Alternative??
thinkwild said:
As Bob Mackenzie was reporting, the owners plan may be to not use replacement players at all, but rather just to continue the lockout another year. Perhaps McCabes comment really irked them, and they decided then to put it to the test. After all, that is the only way they can win power back. Hopefully they also realize the folly that replacement players would do to the league.
But for whatever reason, if there is no replacement players, no draft, no hockey again next fall, and we are here one year from now, and nothing has changed ...
If this is the strategy, do you still find the owners decision making wise? Still worth it? Worth your support? Still cant find another way of saving the money?
Darkness descending faster lately.
Given the damage to the game that this prolonged lockout will bring to the NHL, the owners seem pretty set in their ways that this is the only way for them to go. They have a good gage of how much revenues will drop with a prolonged work stoppage and have made the determination that this fight with the PA is worth it.
In terms of strategy, it's the only one that will work for the owners. MacKenzie also said over a month ago that only 200 players make more than the 1.8 million average salary, leaving 500 players making less than that. Those are the ones who will crack before the likes of McCabe, Pronger, Linden, etc.
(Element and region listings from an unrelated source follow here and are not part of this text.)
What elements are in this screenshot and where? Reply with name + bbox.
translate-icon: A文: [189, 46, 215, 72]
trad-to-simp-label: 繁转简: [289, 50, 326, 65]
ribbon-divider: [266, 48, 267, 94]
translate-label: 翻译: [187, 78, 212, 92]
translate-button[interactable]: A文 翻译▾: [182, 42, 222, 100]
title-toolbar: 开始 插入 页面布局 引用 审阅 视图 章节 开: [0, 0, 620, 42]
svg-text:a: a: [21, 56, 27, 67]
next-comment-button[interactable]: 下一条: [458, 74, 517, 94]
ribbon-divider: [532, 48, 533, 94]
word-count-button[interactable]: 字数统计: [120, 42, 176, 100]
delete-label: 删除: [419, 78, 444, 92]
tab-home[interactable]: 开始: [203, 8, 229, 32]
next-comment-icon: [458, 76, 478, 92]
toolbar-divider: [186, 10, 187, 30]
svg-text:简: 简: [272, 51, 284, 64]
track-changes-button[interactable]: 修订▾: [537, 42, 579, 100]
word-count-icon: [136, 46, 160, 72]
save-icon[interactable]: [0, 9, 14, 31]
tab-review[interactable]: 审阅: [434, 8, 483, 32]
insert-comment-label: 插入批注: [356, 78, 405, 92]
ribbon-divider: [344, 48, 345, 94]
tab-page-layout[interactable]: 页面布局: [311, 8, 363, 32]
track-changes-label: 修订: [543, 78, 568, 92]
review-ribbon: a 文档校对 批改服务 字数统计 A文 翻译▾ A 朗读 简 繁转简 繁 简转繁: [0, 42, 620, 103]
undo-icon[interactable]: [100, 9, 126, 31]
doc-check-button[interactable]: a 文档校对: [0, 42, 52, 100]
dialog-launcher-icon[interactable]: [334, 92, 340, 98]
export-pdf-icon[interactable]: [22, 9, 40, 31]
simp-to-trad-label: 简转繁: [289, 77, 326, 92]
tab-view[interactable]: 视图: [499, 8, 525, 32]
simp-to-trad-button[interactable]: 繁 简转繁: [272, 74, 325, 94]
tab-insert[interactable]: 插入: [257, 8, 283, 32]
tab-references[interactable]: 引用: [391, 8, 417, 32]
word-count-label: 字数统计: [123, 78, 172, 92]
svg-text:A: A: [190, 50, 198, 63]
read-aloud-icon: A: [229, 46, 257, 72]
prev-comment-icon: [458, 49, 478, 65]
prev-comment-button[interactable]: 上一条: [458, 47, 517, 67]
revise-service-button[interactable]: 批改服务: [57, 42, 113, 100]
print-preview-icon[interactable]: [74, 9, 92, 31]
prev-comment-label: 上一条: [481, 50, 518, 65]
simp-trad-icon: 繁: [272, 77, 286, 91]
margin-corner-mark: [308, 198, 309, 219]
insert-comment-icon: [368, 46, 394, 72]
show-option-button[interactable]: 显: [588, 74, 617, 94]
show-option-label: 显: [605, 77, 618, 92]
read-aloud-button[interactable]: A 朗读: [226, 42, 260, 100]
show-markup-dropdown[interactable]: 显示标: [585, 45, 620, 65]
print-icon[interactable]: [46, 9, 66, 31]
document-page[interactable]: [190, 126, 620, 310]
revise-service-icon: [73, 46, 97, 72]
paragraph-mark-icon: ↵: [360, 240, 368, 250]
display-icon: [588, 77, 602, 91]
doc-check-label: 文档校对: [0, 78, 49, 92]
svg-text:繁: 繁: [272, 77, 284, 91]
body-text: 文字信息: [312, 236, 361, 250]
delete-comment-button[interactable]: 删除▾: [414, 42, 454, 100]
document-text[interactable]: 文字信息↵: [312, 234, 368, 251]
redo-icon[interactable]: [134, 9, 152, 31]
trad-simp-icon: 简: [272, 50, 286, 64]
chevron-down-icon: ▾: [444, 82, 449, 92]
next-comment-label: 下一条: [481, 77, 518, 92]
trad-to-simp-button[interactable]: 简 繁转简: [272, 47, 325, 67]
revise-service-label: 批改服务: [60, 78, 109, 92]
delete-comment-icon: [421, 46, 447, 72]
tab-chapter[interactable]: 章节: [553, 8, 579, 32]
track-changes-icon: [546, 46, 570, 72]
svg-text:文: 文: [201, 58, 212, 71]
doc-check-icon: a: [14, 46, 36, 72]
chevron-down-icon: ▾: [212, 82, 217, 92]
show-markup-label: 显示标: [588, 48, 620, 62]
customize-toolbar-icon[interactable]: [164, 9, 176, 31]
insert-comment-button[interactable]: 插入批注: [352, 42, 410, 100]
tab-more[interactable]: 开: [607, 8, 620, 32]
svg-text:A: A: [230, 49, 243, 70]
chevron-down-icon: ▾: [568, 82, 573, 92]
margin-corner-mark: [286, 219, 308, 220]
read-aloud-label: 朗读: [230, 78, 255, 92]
That's what the Owners have to be banking on.
The players collectively last season made somewhere in the 1.2 to 1.4 billion in total salary. What's the take this year going to be? Maybe 5% which is 60 to 70 million. 260 and more are overseas, so if you take 70 million over 260 players, each player would have to make an average of $270K.
I saw an episode of the Business of Sports with Bob Magowan when he had 2 agents, Mike Gillis and JP Barry, along with the former CBS sports head and former Thrasher President and current NHL board of Governor as guests. At the end of the discussion, Magowan asked Mike Gillis if the players would take 53% of the Revenues after both sides have agreed what to include as Revenue. Gillis said no. When asked the same question, but with 75% of Revenues going to the players, Gillis then changed his answer to YES.
I think that says a lot about the labour situation.